Im Anschluss an die Nothing-Works-Debatte wurden zahlreiche kognitiv-behaviorale Programme zur Behandlung von Straftätern entwickelt und auf ihre Wirksamkeit hin untersucht. An dieser Stelle sollen nur zwei davon exemplarisch dargestellt werden:

Das Reasoning & Rehabilitation Programme (Ross & Fabiano, 1985, 1986; Ross, Fabiano & Ewles, 1988, 1998) zielt auf spezifische kognitive Fertigkeitendefizite ab: zwischenmenschliches kognitives Problemlösen, konsequentes Denken, Mittel-Ziel-Denken, Einnehmen einer sozialen Perspektive, kritisches Denken, abstraktes Denken, kreatives Denken und Werte. Damit beabsichtigt dieses kognitive Training, das impulsive, egozentrische, unlogische und rigide Denken von Straftätern zu modifizieren und ihnen beizubringen, inne zu halten und zu denken, bevor sie handeln, die Konsequenzen ihres Verhaltens zu bedenken, alternative Verhaltensmöglichkeiten bei zwischenmenschlichen Problemen zu entwickeln und die Wirkung ihres Verhaltens auf andere Menschen (ihre Opfer eingeschlossen) zu überdenken. Das Programm sieht seinen Zweck ausdrücklich nicht darin, einen grundlegenden Persönlichkeitswandel zu bewirken, es versteht sich nicht als Psychotherapie und befasst sich nicht direkt mit den persönlichen emotionalen Problemen des Straftäters. Weil emotionale Erregung (vor allem Ärger) die Fähigkeit eines Individuums stark beeinträchtigen kann, seine kognitiven Fähigkeiten anzuwenden, ist in dem Programm ein Modul zur Beherrschung der Gefühle enthalten.

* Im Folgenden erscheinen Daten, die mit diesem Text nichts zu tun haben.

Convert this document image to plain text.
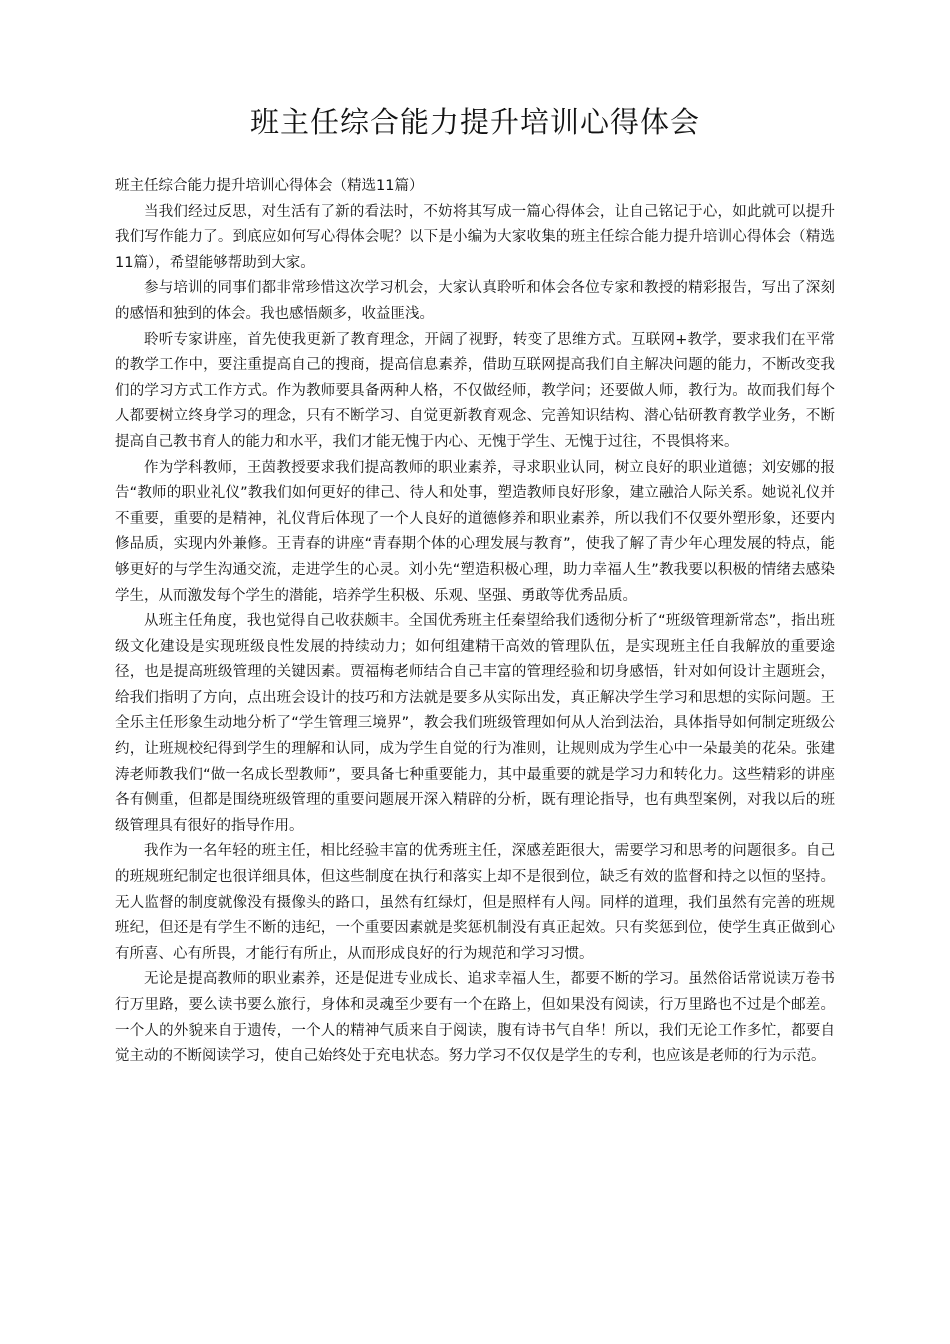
班主任综合能力提升培训心得体会

班主任综合能力提升培训心得体会（精选11篇）

当我们经过反思，对生活有了新的看法时，不妨将其写成一篇心得体会，让自己铭记于心，如此就可以提升我们写作能力了。到底应如何写心得体会呢？以下是小编为大家收集的班主任综合能力提升培训心得体会（精选11篇），希望能够帮助到大家。

参与培训的同事们都非常珍惜这次学习机会，大家认真聆听和体会各位专家和教授的精彩报告，写出了深刻的感悟和独到的体会。我也感悟颇多，收益匪浅。

聆听专家讲座，首先使我更新了教育理念，开阔了视野，转变了思维方式。互联网+教学，要求我们在平常的教学工作中，要注重提高自己的搜商，提高信息素养，借助互联网提高我们自主解决问题的能力，不断改变我们的学习方式工作方式。作为教师要具备两种人格，不仅做经师，教学问；还要做人师，教行为。故而我们每个人都要树立终身学习的理念，只有不断学习、自觉更新教育观念、完善知识结构、潜心钻研教育教学业务，不断提高自己教书育人的能力和水平，我们才能无愧于内心、无愧于学生、无愧于过往，不畏惧将来。

作为学科教师，王茵教授要求我们提高教师的职业素养，寻求职业认同，树立良好的职业道德；刘安娜的报告“教师的职业礼仪”教我们如何更好的律己、待人和处事，塑造教师良好形象，建立融洽人际关系。她说礼仪并不重要，重要的是精神，礼仪背后体现了一个人良好的道德修养和职业素养，所以我们不仅要外塑形象，还要内修品质，实现内外兼修。王青春的讲座“青春期个体的心理发展与教育”，使我了解了青少年心理发展的特点，能够更好的与学生沟通交流，走进学生的心灵。刘小先“塑造积极心理，助力幸福人生”教我要以积极的情绪去感染学生，从而激发每个学生的潜能，培养学生积极、乐观、坚强、勇敢等优秀品质。

从班主任角度，我也觉得自己收获颇丰。全国优秀班主任秦望给我们透彻分析了“班级管理新常态”，指出班级文化建设是实现班级良性发展的持续动力；如何组建精干高效的管理队伍，是实现班主任自我解放的重要途径，也是提高班级管理的关键因素。贾福梅老师结合自己丰富的管理经验和切身感悟，针对如何设计主题班会，给我们指明了方向，点出班会设计的技巧和方法就是要多从实际出发，真正解决学生学习和思想的实际问题。王全乐主任形象生动地分析了“学生管理三境界”，教会我们班级管理如何从人治到法治，具体指导如何制定班级公约，让班规校纪得到学生的理解和认同，成为学生自觉的行为准则，让规则成为学生心中一朵最美的花朵。张建涛老师教我们“做一名成长型教师”，要具备七种重要能力，其中最重要的就是学习力和转化力。这些精彩的讲座各有侧重，但都是围绕班级管理的重要问题展开深入精辟的分析，既有理论指导，也有典型案例，对我以后的班级管理具有很好的指导作用。

我作为一名年轻的班主任，相比经验丰富的优秀班主任，深感差距很大，需要学习和思考的问题很多。自己的班规班纪制定也很详细具体，但这些制度在执行和落实上却不是很到位，缺乏有效的监督和持之以恒的坚持。无人监督的制度就像没有摄像头的路口，虽然有红绿灯，但是照样有人闯。同样的道理，我们虽然有完善的班规班纪，但还是有学生不断的违纪，一个重要因素就是奖惩机制没有真正起效。只有奖惩到位，使学生真正做到心有所喜、心有所畏，才能行有所止，从而形成良好的行为规范和学习习惯。

无论是提高教师的职业素养，还是促进专业成长、追求幸福人生，都要不断的学习。虽然俗话常说读万卷书行万里路，要么读书要么旅行，身体和灵魂至少要有一个在路上，但如果没有阅读，行万里路也不过是个邮差。一个人的外貌来自于遗传，一个人的精神气质来自于阅读，腹有诗书气自华！所以，我们无论工作多忙，都要自觉主动的不断阅读学习，使自己始终处于充电状态。努力学习不仅仅是学生的专利，也应该是老师的行为示范。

Beispiele für konkrete Zielfertigkeiten im R&R-Programm

Modul Problemlösen: Erkennen, dass ein Problem existiert; Unterscheiden von Fakten und Meinungen etc.

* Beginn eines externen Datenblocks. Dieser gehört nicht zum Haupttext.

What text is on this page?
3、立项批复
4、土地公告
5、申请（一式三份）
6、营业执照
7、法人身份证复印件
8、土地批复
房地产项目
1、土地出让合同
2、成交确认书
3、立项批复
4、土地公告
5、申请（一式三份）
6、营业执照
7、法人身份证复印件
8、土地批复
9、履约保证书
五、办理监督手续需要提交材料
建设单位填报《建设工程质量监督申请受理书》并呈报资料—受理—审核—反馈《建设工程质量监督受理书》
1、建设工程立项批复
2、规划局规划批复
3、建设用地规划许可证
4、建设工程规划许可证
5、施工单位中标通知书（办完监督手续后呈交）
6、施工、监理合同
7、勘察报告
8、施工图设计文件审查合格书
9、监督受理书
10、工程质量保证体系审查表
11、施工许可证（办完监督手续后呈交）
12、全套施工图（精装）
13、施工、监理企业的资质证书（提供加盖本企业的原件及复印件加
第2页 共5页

Modul Soziale Fertigkeiten: um Hilfe bitten können; eine Beschwerde ausdrücken können; andere überzeugen; Umgang mit Fehlern (Übung in Rollenspielen) etc.

Modul Verhandlungsfertigkeiten: Unterscheidung von verhandlungsfähigen und nicht verhandlungsfähigen Situationen etc.

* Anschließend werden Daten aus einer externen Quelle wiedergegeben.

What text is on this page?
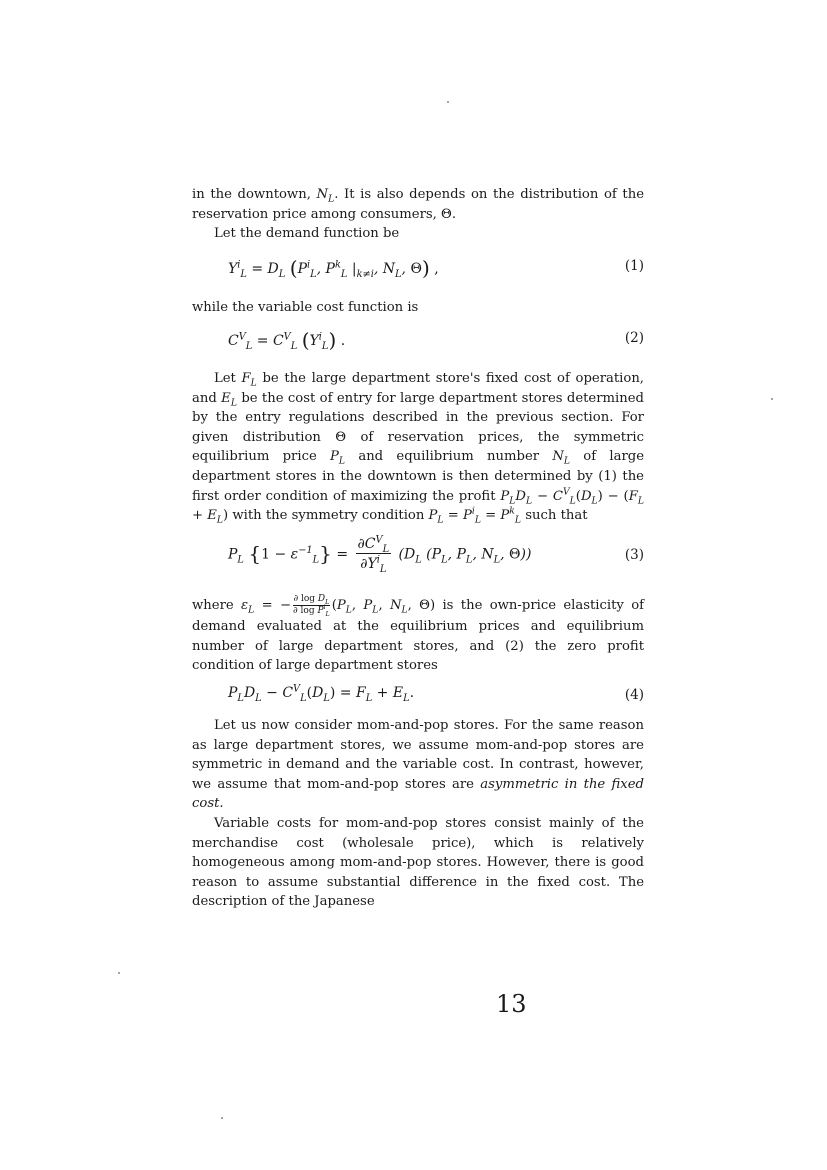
in the downtown, $N_L$. It is also depends on the distribution of the reservation price among consumers, Θ.

Let the demand function be

$Y^i_L = D_L$ ($P^i_L$, $P^k_L$ $|_{k\ne i}$, $N_L$, Θ) ,	(1)

while the variable cost function is

$C^V_L = C^V_L$ $(Y^i_L)$ .	(2)

Let $F_L$ be the large department store's fixed cost of operation, and $E_L$ be the cost of entry for large department stores determined by the entry regulations described in the previous section. For given distribution Θ of reservation prices, the symmetric equilibrium price $P_L$ and equilibrium number $N_L$ of large department stores in the downtown is then determined by (1) the first order condition of maximizing the profit $P_LD_L - C^V_L(D_L) - (F_L + E_L)$ with the symmetry condition $P_L = P^i_L = P^k_L$ such that

$P_L$ $\{1 - \varepsilon^{-1}_L\} = \frac{\partial C^V_L}{\partial Y^i_L} (D_L$ ($P_L$, $P_L$, $N_L$, Θ))	(3)

where $\varepsilon_L$ = − $\frac{\partial \log D_L}{\partial \log P^i_L} (P_L$, $P_L$, $N_L$, Θ) is the own-price elasticity of demand evaluated at the equilibrium prices and equilibrium number of large department stores, and (2) the zero profit condition of large department stores

$P_LD_L - C^V_L(D_L) = F_L + E_L$.	(4)

Let us now consider mom-and-pop stores. For the same reason as large department stores, we assume mom-and-pop stores are symmetric in demand and the variable cost. In contrast, however, we assume that mom-and-pop stores are asymmetric in the fixed cost.

Variable costs for mom-and-pop stores consist mainly of the merchandise cost (wholesale price), which is relatively homogeneous among mom-and-pop stores. However, there is good reason to assume substantial difference in the fixed cost. The description of the Japanese

13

Modul Umgang mit Emotionen: Kontrolle von Gefühlen (Ärgerauslöser, Ärgerkennzeichen, Ärgerkette, Erregungskurve, Kontrolle des Erregungsniveaus durch Selbstsicherheit [d. h. eigene Gefühle unter Berücksichtigung der Rechte anderer klar zum Ausdruck bringen], durch Ärgerkontrolltechniken [z. B. tief Luftholen, auf die Lippen beißen], durch das Durchdenken der Folgen von verschiedenen Umgangsmöglichkeiten mit Ärger usw.) etc.

|21|Modul Kreatives Denken: positive, negative und interessante Aspekte einer Idee berücksichtigen; kurzfristige und langfristige Konsequenzen von Ideen oder Aktionen abwägen etc.

Modul Werte: hauptsächlich im Rahmen angeleiteter Dilemma-Diskussionen

Modul Kritisches Urteilen: Überreden und Überzeugen, z. B. durch die Bandwagon-Technik (= alle machen’s so), die Transfertechnik und die Zeugnistechnik etc.